Darfour : Ban, préoccupé par les combats, appelle les parties en conflit à la retenue

Publié le par WALDAR

 .un.org: Le Secrétaire général de l'ONU, Ban Ki-moon, s'est déclaré mercredi préoccupé par les informations indiquant une recrudescence des combats au Darfour (Soudan) et a appelé à la retenue toutes les parties en conflit.

 

« Lors des derniers jours, les Nations Unies ont reçu des informations concernant des bombardements près de Kutum dans le Nord-Darfour, ainsi que des informations sur des combats dans la zone de Tine, dans l'Ouest-Darfour, et le long de la frontière avec le Tchad », selon une déclaration transmise par la porte-parole de Ban Ki-moon.

 

« Le Secrétaire général prend très au sérieux ces informations et appelle toutes les parties à éviter les hostilités, à respecter l'esprit du cessez-le-feu récemment déclaré par le gouvernement du Soudan et à coopérer avec l'Opération hybride UA-ONU au Darfour (MINUAD) dans l'enquête sur ces informations », poursuit la déclaration.

 

Par ailleurs, la MINUAD a indiqué mercredi que le chef médiateur adjoint pour le Darfour, Djibril Bassolé, était actuellement au Darfour dans le cadre de ses efforts pour relancer le processus de paix. Il a eu des consultations avec diverses parties au Darfour, dont la direction du Front uni pour la résistance (URF). Il a aussi rencontré l'assistant au président soudanais et dirigeant de l'Armée de libération du Soudan (SLA/M), Minni Minawi.

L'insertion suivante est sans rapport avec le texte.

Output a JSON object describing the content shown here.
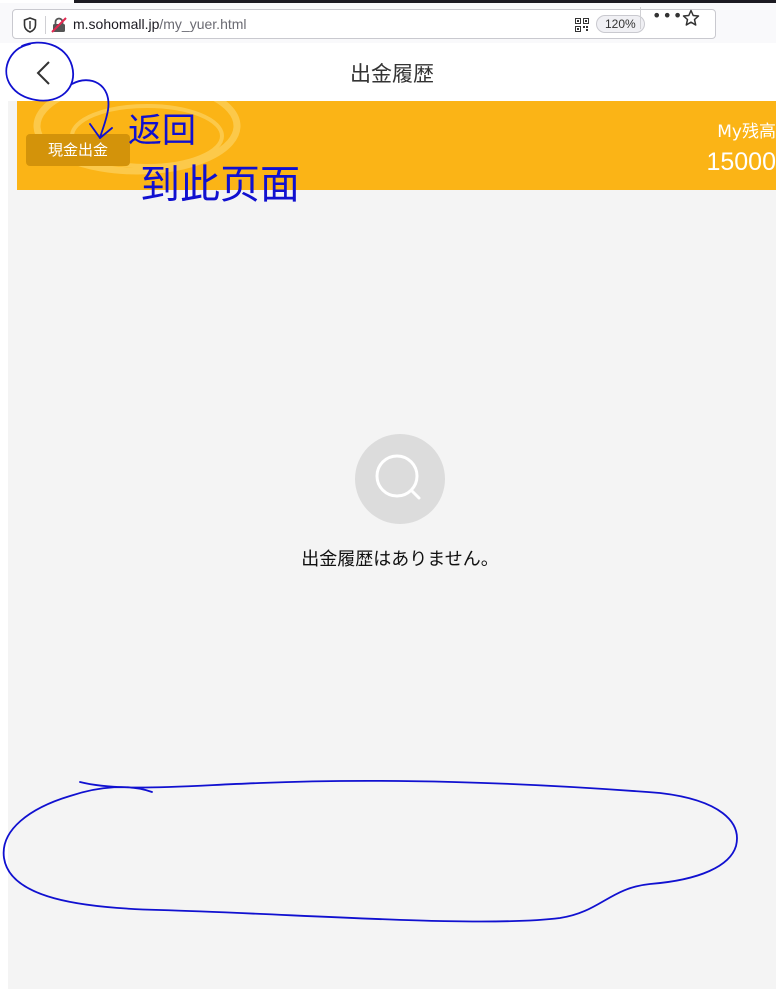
{
  "browser": {
    "url_domain": "m.sohomall.jp",
    "url_path": "/my_yuer.html",
    "zoom": "120%",
    "more_label": "•••"
  },
  "header": {
    "title": "出金履歴"
  },
  "balance": {
    "withdraw_button": "現金出金",
    "label": "My残高",
    "value": "15000"
  },
  "empty_state": {
    "icon": "search-icon",
    "message": "出金履歴はありません。"
  },
  "annotation": {
    "handwritten_note_line1": "返回",
    "handwritten_note_line2": "到此页面",
    "ink_color": "#1010d0"
  },
  "colors": {
    "banner": "#fbb416",
    "withdraw_button": "#d3930a",
    "background": "#f4f4f4"
  }
}
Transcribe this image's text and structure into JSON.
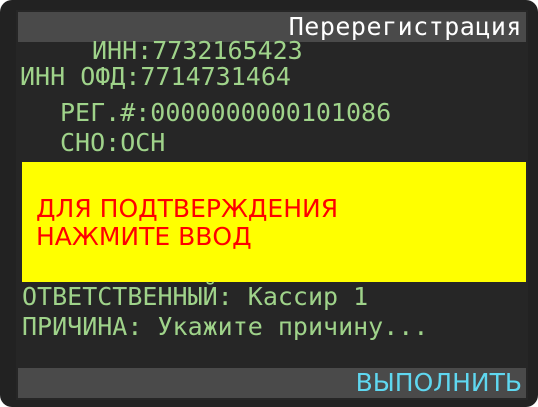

De son côté, le groupe d'experts sur le Soudan note dans un rapport rendu public mercredi que toutes les parties au Darfour continuent de commettre des violations flagrantes de l'embargo sur les armes. « Le gouvernement soudanais de même que les groupes armés du Darfour ont pu ainsi poursuivre leurs opérations militaires offensives à l'intérieur du Darfour comme à l'extérieur », souligne-t-il dans ce rapport remis au Conseil de sécurité. « À l'intérieur du Darfour, les agissements de toutes les parties montrent clairement qu'une solution militaire au conflit a été préférée à toute tentative sérieuse de pourparlers de paix. Les efforts visant à amener les belligérants à la table des négociations ou à les convaincre de conclure des cessez-le-feu ont échoué », estiment les experts.

« Les groupes armés du Darfour continuent à se fragmenter et l'insécurité s'aggrave sans qu'il n'y soit guère fait obstacle. Les survols militaires à caractère offensif se poursuivent impunément, tout comme les attaques commises par les principaux groupes armés et par l'armée soudanaise », ajoutent-ils.

Selon eux, le remplacement des forces de maintien de la paix de l'Union africaine par l'Opération hybride Union africaine-Organisation des Nations Unies n'a pas donné lieu aux avantages escomptés sur le plan de la sécurité. Dix mois après avoir été déployée, la nouvelle force continue d'être attaquée de la même façon que l'était la mission précédente et s'est révélée jusqu'ici incapable de se défendre et de protéger la population civile du Darfour ou de s'acquitter de l'obligation qui lui est faite dans les dispositions pertinentes de son mandat de vérifier l'embargo sur les armes.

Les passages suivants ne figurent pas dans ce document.